Using established liquid staking tokens, such as Lido's stETH or Frix's sfrxETH, can provide reliable staking yields. These LST protocols have spent years perfecting their Ethereum staking services, and they are more experienced in maximizing staking rewards and minimizing slashing risks.
Decentralization of validators
When ETH/LST is deposited into EigenLayer, these assets will be distributed to a staking operator. This operator is responsible for performing verification services on Ethereum, as well as on AVS, an active verification service that they choose to secure. In addition to Ethereum staking rewards, stakers also receive rewards from these AVS. If an operator violates the rules set by AVS, then there is a risk that the staked assets will be cut.
If the restaking market is dominated by a handful of large operators responsible for securing the majority of AVS, then there is a risk of centralization and potential collusion. These operators with large hash rates may dominate restaking across numerous AVS networks and collude to use repledged ETH to influence or directly control these AVSs.
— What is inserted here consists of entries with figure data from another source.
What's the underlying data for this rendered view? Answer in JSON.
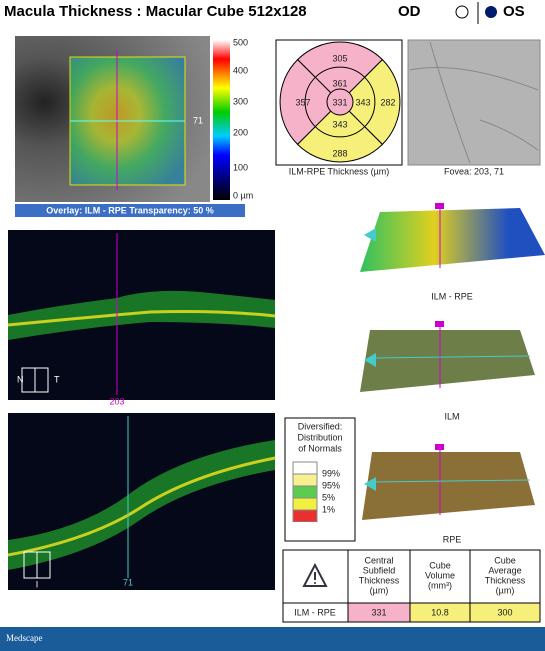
{
  "header": {
    "title": "Macula Thickness : Macular Cube 512x128",
    "eye_od": "OD",
    "eye_os": "OS"
  },
  "color_scale": {
    "labels": [
      "500",
      "400",
      "300",
      "200",
      "100",
      "0 µm"
    ]
  },
  "overlay_bar": "Overlay: ILM - RPE  Transparency: 50 %",
  "fundus_marker": "71",
  "etdrs": {
    "superior_outer": 305,
    "superior_inner": 361,
    "nasal_outer": 357,
    "center": 331,
    "temporal_inner": 343,
    "temporal_outer": 282,
    "inferior_inner": 343,
    "inferior_outer": 288,
    "caption": "ILM-RPE Thickness (µm)"
  },
  "fovea_caption": "Fovea: 203, 71",
  "bscan_1": {
    "marker": "203",
    "left": "N",
    "right": "T"
  },
  "bscan_2": {
    "marker": "71",
    "left": "I"
  },
  "surfaces": [
    "ILM - RPE",
    "ILM",
    "RPE"
  ],
  "legend": {
    "title": [
      "Diversified:",
      "Distribution",
      "of Normals"
    ],
    "labels": [
      "99%",
      "95%",
      "5%",
      "1%"
    ]
  },
  "table": {
    "headers": [
      [
        "Central",
        "Subfield",
        "Thickness",
        "(µm)"
      ],
      [
        "Cube",
        "Volume",
        "(mm³)"
      ],
      [
        "Cube",
        "Average",
        "Thickness",
        "(µm)"
      ]
    ],
    "row": [
      "ILM - RPE",
      "331",
      "10.8",
      "300"
    ]
  },
  "footer": "Medscape"
}
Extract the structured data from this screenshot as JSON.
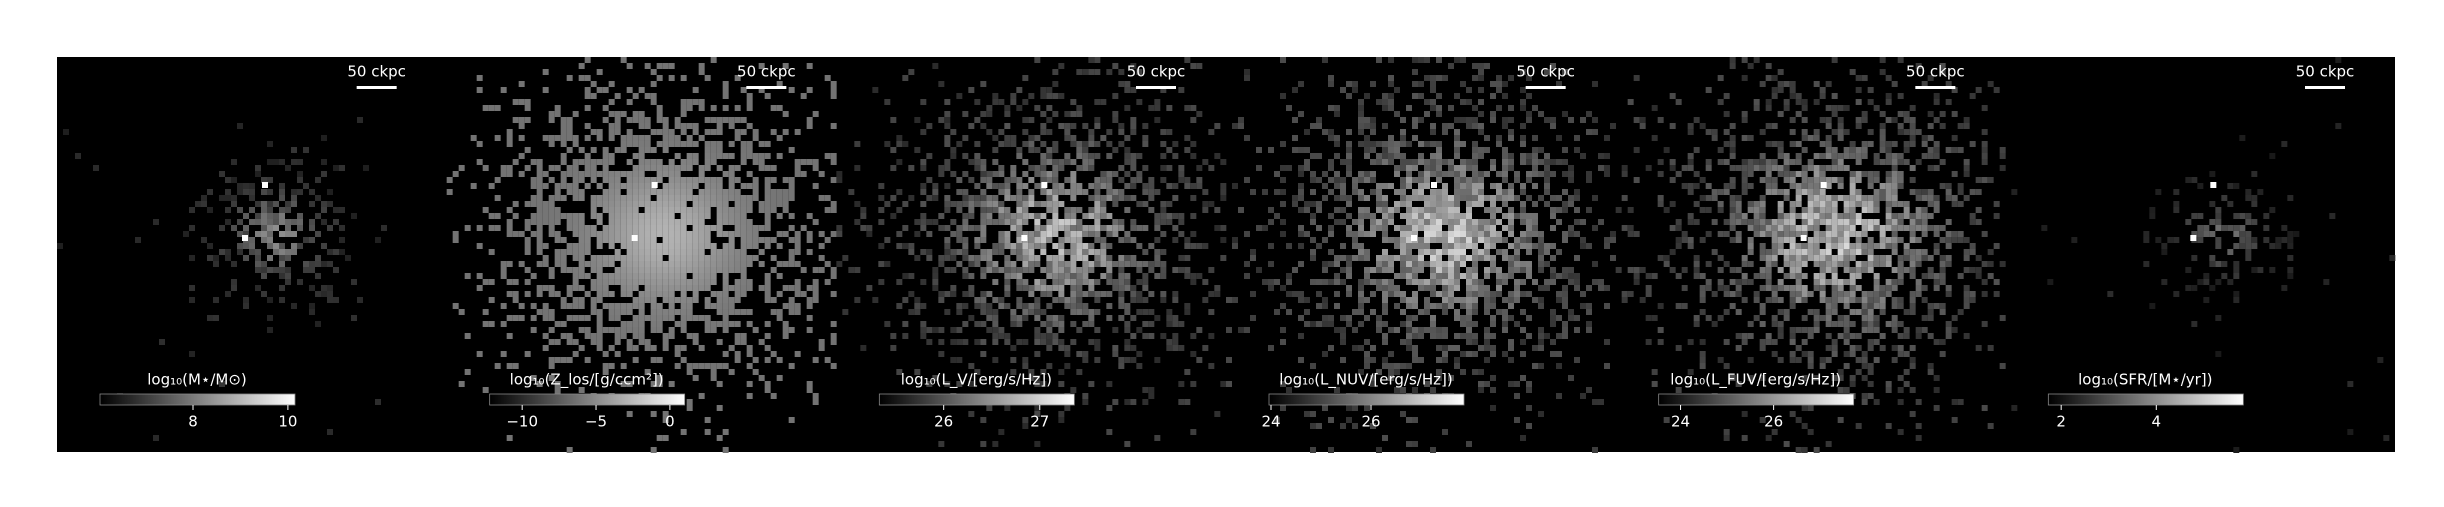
{
  "chart_data": [
    {
      "type": "image",
      "scale_label": "50 ckpc",
      "colorbar_label": "log₁₀(M⋆/M⊙)",
      "xlim": [
        6.04,
        10.15
      ],
      "xticks": [
        8,
        10
      ]
    },
    {
      "type": "image",
      "scale_label": "50 ckpc",
      "colorbar_label": "log₁₀(Z_los/[g/ccm²])",
      "xlim": [
        -12.2,
        1
      ],
      "xticks": [
        {
          "value": -10,
          "label": "−10"
        },
        {
          "value": -5,
          "label": "−5"
        },
        0
      ]
    },
    {
      "type": "image",
      "scale_label": "50 ckpc",
      "colorbar_label": "log₁₀(L_V/[erg/s/Hz])",
      "xlim": [
        25.33,
        27.36
      ],
      "xticks": [
        26,
        27
      ]
    },
    {
      "type": "image",
      "scale_label": "50 ckpc",
      "colorbar_label": "log₁₀(L_NUV/[erg/s/Hz])",
      "xlim": [
        23.96,
        27.86
      ],
      "xticks": [
        24,
        26
      ]
    },
    {
      "type": "image",
      "scale_label": "50 ckpc",
      "colorbar_label": "log₁₀(L_FUV/[erg/s/Hz])",
      "xlim": [
        23.53,
        27.72
      ],
      "xticks": [
        24,
        26
      ]
    },
    {
      "type": "image",
      "scale_label": "50 ckpc",
      "colorbar_label": "log₁₀(SFR/[M⋆/yr])",
      "xlim": [
        1.73,
        5.83
      ],
      "xticks": [
        2,
        4
      ]
    }
  ]
}
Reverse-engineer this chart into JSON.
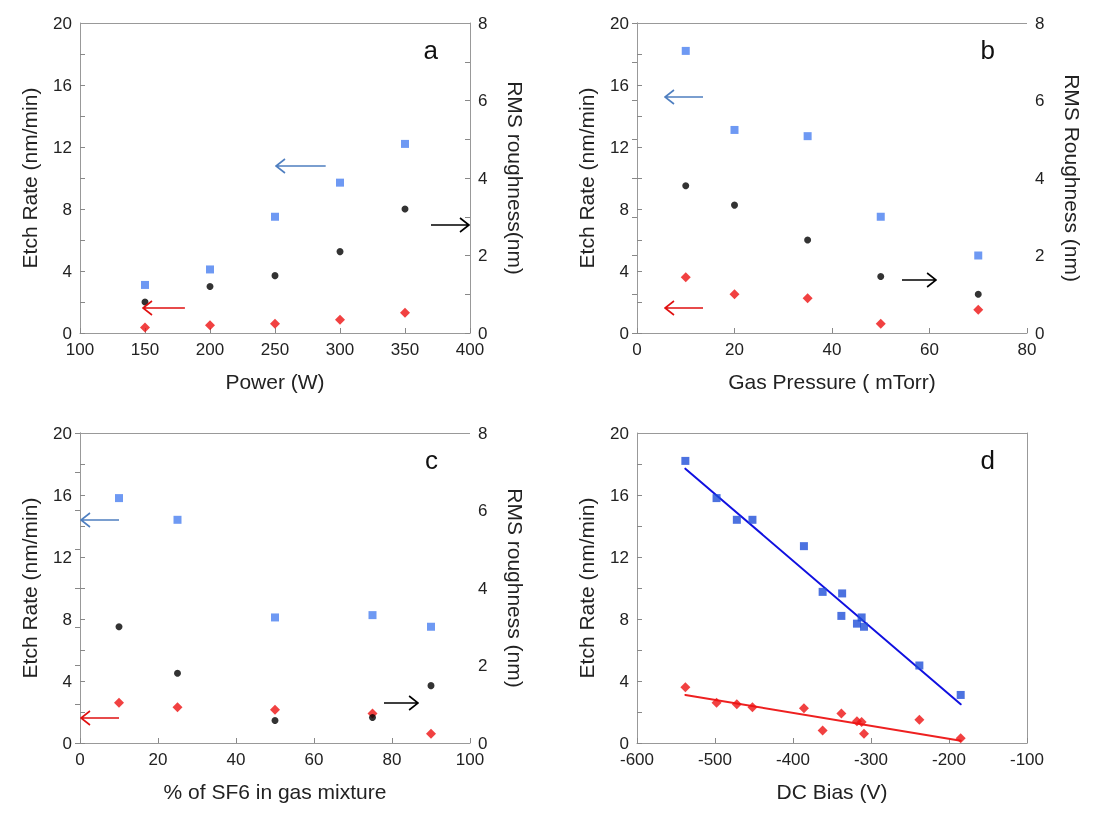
{
  "chart_data": [
    {
      "type": "scatter",
      "annotations": [
        "a"
      ],
      "xlabel": "Power (W)",
      "ylabel": "Etch Rate (nm/min)",
      "y2label": "RMS roughness(nm)",
      "xlim": [
        100,
        400
      ],
      "xticks": [
        100,
        150,
        200,
        250,
        300,
        350,
        400
      ],
      "ylim": [
        0,
        20
      ],
      "yticks": [
        0,
        {
          "value": 2,
          "label": null
        },
        4,
        {
          "value": 6,
          "label": null
        },
        8,
        {
          "value": 10,
          "label": null
        },
        12,
        {
          "value": 14,
          "label": null
        },
        16,
        {
          "value": 18,
          "label": null
        },
        20
      ],
      "y2lim": [
        0,
        8
      ],
      "y2ticks": [
        0,
        {
          "value": 1,
          "label": null
        },
        2,
        {
          "value": 3,
          "label": null
        },
        4,
        {
          "value": 5,
          "label": null
        },
        6,
        {
          "value": 7,
          "label": null
        },
        8
      ],
      "series": [
        {
          "color": "#4a80f0",
          "marker": "square",
          "x": [
            150,
            200,
            250,
            300,
            350
          ],
          "values": [
            3.1,
            4.1,
            7.5,
            9.7,
            12.2
          ]
        },
        {
          "color": "#ee1111",
          "marker": "diamond",
          "x": [
            150,
            200,
            250,
            300,
            350
          ],
          "values": [
            0.35,
            0.5,
            0.6,
            0.85,
            1.3
          ]
        },
        {
          "color": "#000000",
          "marker": "circle",
          "axis": "y2",
          "x": [
            150,
            200,
            250,
            300,
            350
          ],
          "values": [
            0.8,
            1.2,
            1.48,
            2.1,
            3.2
          ]
        }
      ]
    },
    {
      "type": "scatter",
      "annotations": [
        "b"
      ],
      "xlabel": "Gas Pressure ( mTorr)",
      "ylabel": "Etch Rate (nm/min)",
      "y2label": "RMS Roughness (nm)",
      "xlim": [
        0,
        80
      ],
      "xticks": [
        0,
        20,
        40,
        60,
        80
      ],
      "ylim": [
        0,
        20
      ],
      "yticks": [
        0,
        {
          "value": 2,
          "label": null
        },
        4,
        {
          "value": 6,
          "label": null
        },
        8,
        {
          "value": 10,
          "label": null
        },
        12,
        {
          "value": 14,
          "label": null
        },
        16,
        {
          "value": 18,
          "label": null
        },
        20
      ],
      "y2lim": [
        0,
        8
      ],
      "y2ticks": [
        0,
        {
          "value": 1,
          "label": null
        },
        2,
        {
          "value": 3,
          "label": null
        },
        4,
        {
          "value": 5,
          "label": null
        },
        6,
        {
          "value": 7,
          "label": null
        },
        8
      ],
      "series": [
        {
          "color": "#4a80f0",
          "marker": "square",
          "x": [
            10,
            20,
            35,
            50,
            70
          ],
          "values": [
            18.2,
            13.1,
            12.7,
            7.5,
            5.0
          ]
        },
        {
          "color": "#ee1111",
          "marker": "diamond",
          "x": [
            10,
            20,
            35,
            50,
            70
          ],
          "values": [
            3.6,
            2.5,
            2.25,
            0.6,
            1.5
          ]
        },
        {
          "color": "#000000",
          "marker": "circle",
          "axis": "y2",
          "x": [
            10,
            20,
            35,
            50,
            70
          ],
          "values": [
            3.8,
            3.3,
            2.4,
            1.46,
            1.0
          ]
        }
      ]
    },
    {
      "type": "scatter",
      "annotations": [
        "c"
      ],
      "xlabel": "% of SF6 in gas mixture",
      "ylabel": "Etch Rate (nm/min)",
      "y2label": "RMS roughness (nm)",
      "xlim": [
        0,
        100
      ],
      "xticks": [
        0,
        20,
        40,
        60,
        80,
        100
      ],
      "ylim": [
        0,
        20
      ],
      "yticks": [
        0,
        {
          "value": 2,
          "label": null
        },
        4,
        {
          "value": 6,
          "label": null
        },
        8,
        {
          "value": 10,
          "label": null
        },
        12,
        {
          "value": 14,
          "label": null
        },
        16,
        {
          "value": 18,
          "label": null
        },
        20
      ],
      "y2lim": [
        0,
        8
      ],
      "y2ticks": [
        0,
        {
          "value": 1,
          "label": null
        },
        2,
        {
          "value": 3,
          "label": null
        },
        4,
        {
          "value": 5,
          "label": null
        },
        6,
        {
          "value": 7,
          "label": null
        },
        8
      ],
      "series": [
        {
          "color": "#4a80f0",
          "marker": "square",
          "x": [
            10,
            25,
            50,
            75,
            90
          ],
          "values": [
            15.8,
            14.4,
            8.1,
            8.25,
            7.5
          ]
        },
        {
          "color": "#ee1111",
          "marker": "diamond",
          "x": [
            10,
            25,
            50,
            75,
            90
          ],
          "values": [
            2.6,
            2.3,
            2.15,
            1.9,
            0.6
          ]
        },
        {
          "color": "#000000",
          "marker": "circle",
          "axis": "y2",
          "x": [
            10,
            25,
            50,
            75,
            90
          ],
          "values": [
            3.0,
            1.8,
            0.58,
            0.66,
            1.48
          ]
        }
      ]
    },
    {
      "type": "scatter",
      "annotations": [
        "d"
      ],
      "xlabel": "DC Bias (V)",
      "ylabel": "Etch Rate (nm/min)",
      "xlim": [
        -600,
        -100
      ],
      "xticks": [
        -600,
        -500,
        -400,
        -300,
        -200,
        -100
      ],
      "ylim": [
        0,
        20
      ],
      "yticks": [
        0,
        {
          "value": 2,
          "label": null
        },
        4,
        {
          "value": 6,
          "label": null
        },
        8,
        {
          "value": 10,
          "label": null
        },
        12,
        {
          "value": 14,
          "label": null
        },
        16,
        {
          "value": 18,
          "label": null
        },
        20
      ],
      "series": [
        {
          "color": "#1f4fd8",
          "marker": "square",
          "x": [
            -538,
            -498,
            -472,
            -452,
            -386,
            -362,
            -337,
            -338,
            -318,
            -312,
            -309,
            -238,
            -185
          ],
          "values": [
            18.2,
            15.8,
            14.4,
            14.4,
            12.7,
            9.75,
            9.65,
            8.2,
            7.7,
            8.1,
            7.5,
            5.0,
            3.1
          ]
        },
        {
          "color": "#ee1111",
          "marker": "diamond",
          "x": [
            -538,
            -498,
            -472,
            -452,
            -386,
            -362,
            -338,
            -318,
            -312,
            -309,
            -238,
            -185
          ],
          "values": [
            3.6,
            2.6,
            2.5,
            2.3,
            2.25,
            0.8,
            1.9,
            1.4,
            1.35,
            0.6,
            1.5,
            0.3
          ]
        },
        {
          "type": "line",
          "color": "#1010e0",
          "marker": "none",
          "line_style": "solid",
          "x": [
            -538,
            -185
          ],
          "values": [
            17.7,
            2.5
          ]
        },
        {
          "type": "line",
          "color": "#ee2020",
          "marker": "none",
          "line_style": "solid",
          "x": [
            -538,
            -185
          ],
          "values": [
            3.1,
            0.15
          ]
        }
      ]
    }
  ]
}
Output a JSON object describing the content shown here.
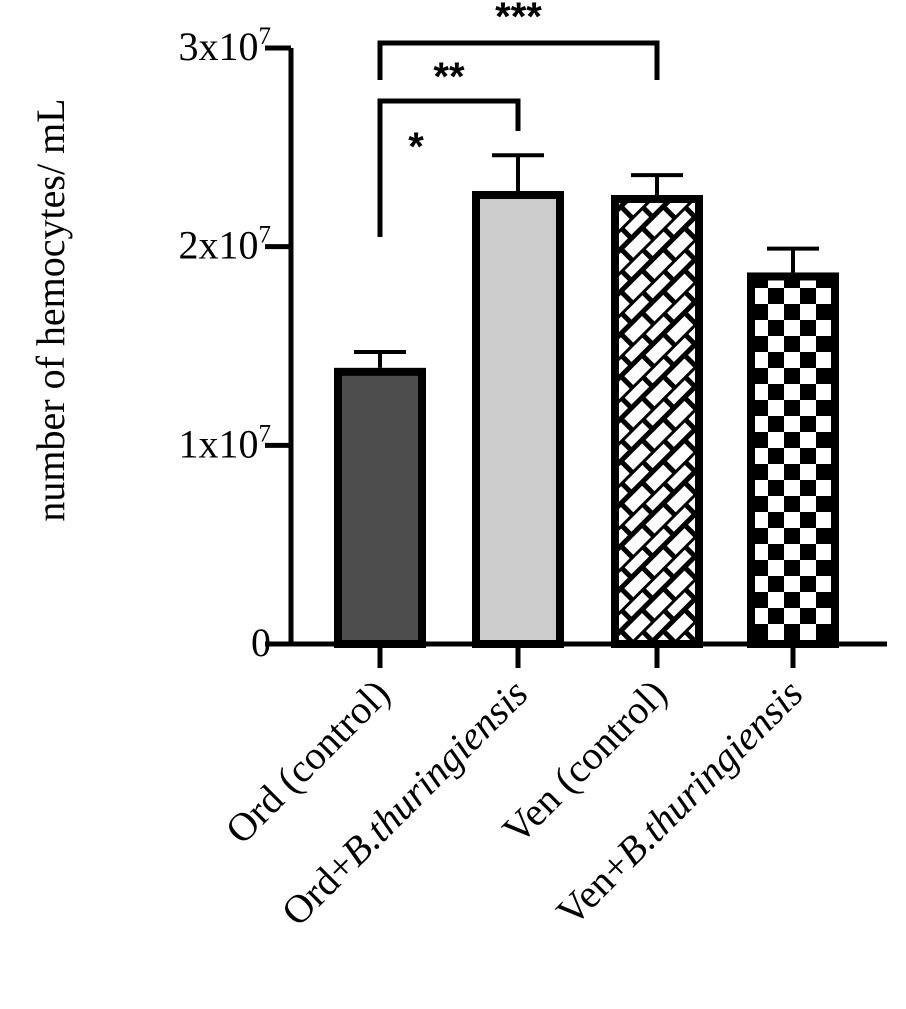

EigenLayer's Active Authentication Service (AVS) feature has not yet been activated, and only a limited number of AVS will initially be available. Most liquid restaking protocols do not disclose in detail how they will choose a restaking operator and AVS. At this stage, stakers are mainly exposed to the risk of slashing at the Ethereum level. For restaking via LST, this risk stems from the LST protocol itself. Native liquid restaking protocols employ a variety of methods for staking Ethereum. Some rely on large staking service providers like Figment and Allnodes, while some are developing infrastructure to facilitate independent validators.
DeFi integration
The sole purpose of a liquidity repledge token (LRT) is to unlock liquidity for use in DeFi. Every liquid restaking protocol is working to integrate various types of DeFi protocols. Currently, there are three main categories of DeFi integrations: yield protocols, DEXs, and lending protocols.
Earnings Agreement
Pendle Finance, a leading protocol in the space, has launched LRT pools that allow users to speculate on EigenLayer earnings and credits. Most LRT protocols are already integrated with Pendle.
DEX liquidity
Most LRTs have liquidity pools on major DEXs like Curve, Balancer, Maverick. We measure the liquidity of each LRT by the slippage when exchanging 1 K LRT to ETH on LlamaSwap. It's important to note that this is only a rough measure, as most LRTs are yield accumulation tokens that increase in value over time as staking yields accrue. As many LRT protocols are still in their infancy, the gains accumulated to date are relatively small compared to the principal.
Swell's rswETH, Renzo's ezETH, and Etherfi's weETH all have plenty of liquidity on DEXs, with little to no slippage when trading 1 K LRT.
Eigenpie has taken a unique approach by issuing 12 separate liquid restaking tokens, corresponding to 12 supported LSTs. While this strategy effectively isolates the risks associated with any single LST, it also leads to liquidity dispersion between different tokens.
Lending Protocol
LRTs carry more layers of risk than other types of assets. As a result, lending protocols are extra cautious when considering LRT as collateral for loans. Currently, lending protocols have limited acceptance of LRTs. Etherfi's weETH is accepted by several lending protocols because it is an existing LST, which has been transformed into LRT.